John Calvin Commentary

Psalms 38:5

1509–1564
Protestant
John Calvin
John Calvin

John Calvin Commentary

Psalms 38:5

1509–1564
Protestant
SCRIPTURE

"My wounds are loathsome and corrupt, Because of my foolishness." — Psalms 38:5 (ASV)

My wounds have become putrid. In this verse, he pleads the long continuation of his disease as an argument for obtaining some alleviation. When the Lord declares, concerning his Church,

that her warfare is accomplished, that her iniquity is pardoned,
for she has received of the Lord’s hand double for all her sins
(Isaiah 40:2).

His meaning is that when he has sufficiently chastised his people, he is quickly pacified towards them. Moreover, if he continues to manifest his displeasure for too long a time, he becomes through his mercy, as it were, weary of it, so that he hastens to give deliverance, as he says in another place,

For my name’s sake will I defer my anger, and for my praise will I refrain for you, that I do not cut you off. Behold, I have refined you, but not with silver; I have chosen you in the furnace of affliction (Isaiah 48:9–10).
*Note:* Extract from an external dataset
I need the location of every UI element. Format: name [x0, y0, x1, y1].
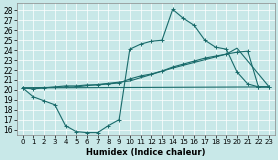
- X-axis label: Humidex (Indice chaleur): Humidex (Indice chaleur): [86, 148, 206, 156]
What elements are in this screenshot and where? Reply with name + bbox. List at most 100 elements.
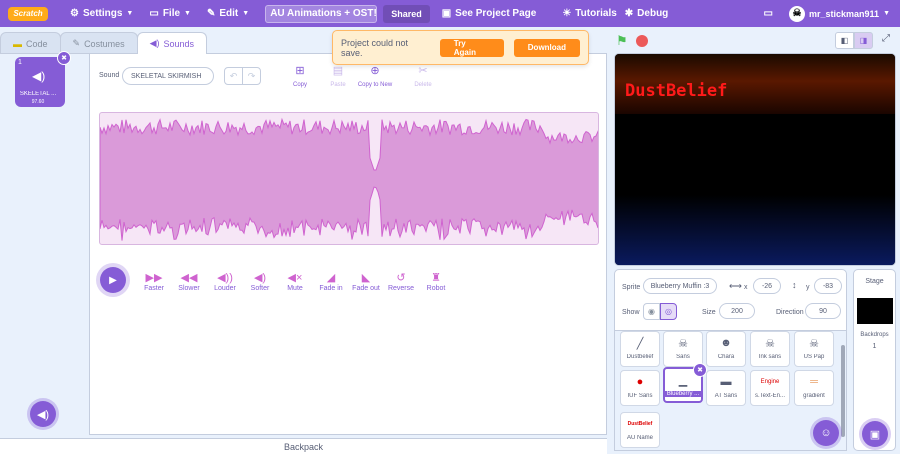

The object, therefore, which David has in view in complaining of the long continuance of his misery is that when he had endured the punishment which he had merited, he might at last obtain deliverance. It was certainly no slight trial to this servant of God to be thus kept in continual languishing and, as it were, to putrefy and be dissolved into corruption in his miseries.

In this, his constancy is the more to be admired, for it neither faltered due to the long period of delay nor failed under the immense load of suffering.

By using the term foolishness instead of sin, he does not seek in this way to extenuate his faults, as hypocrites do when they are unable to escape the charge of guilt. For, to excuse themselves in part, they allege the false pretense of ignorance, pleading and wishing it to be believed that they erred through imprudence and inadvertence.

But, according to a common mode of expression in the Hebrew language, by the use of the term foolishness, he acknowledges that he had been out of his right mind when he obeyed the lusts of the flesh in opposition to God.

The Spirit, by employing this term in so many places to designate the most atrocious crimes, certainly does not mean to extenuate the criminality of men, as if they were guilty merely of some slight offenses. Rather, the Spirit charges them with maniacal fury because, blinded by unhallowed desires, they willfully fly in the face of their Maker.

Accordingly, sin is always conjoined with folly or madness. It is in this sense that David speaks of his own foolishness; as if he had said that he was void of reason and transported with madness, like the infatuated rage of wild beasts, when he neglected God and followed his own lusts.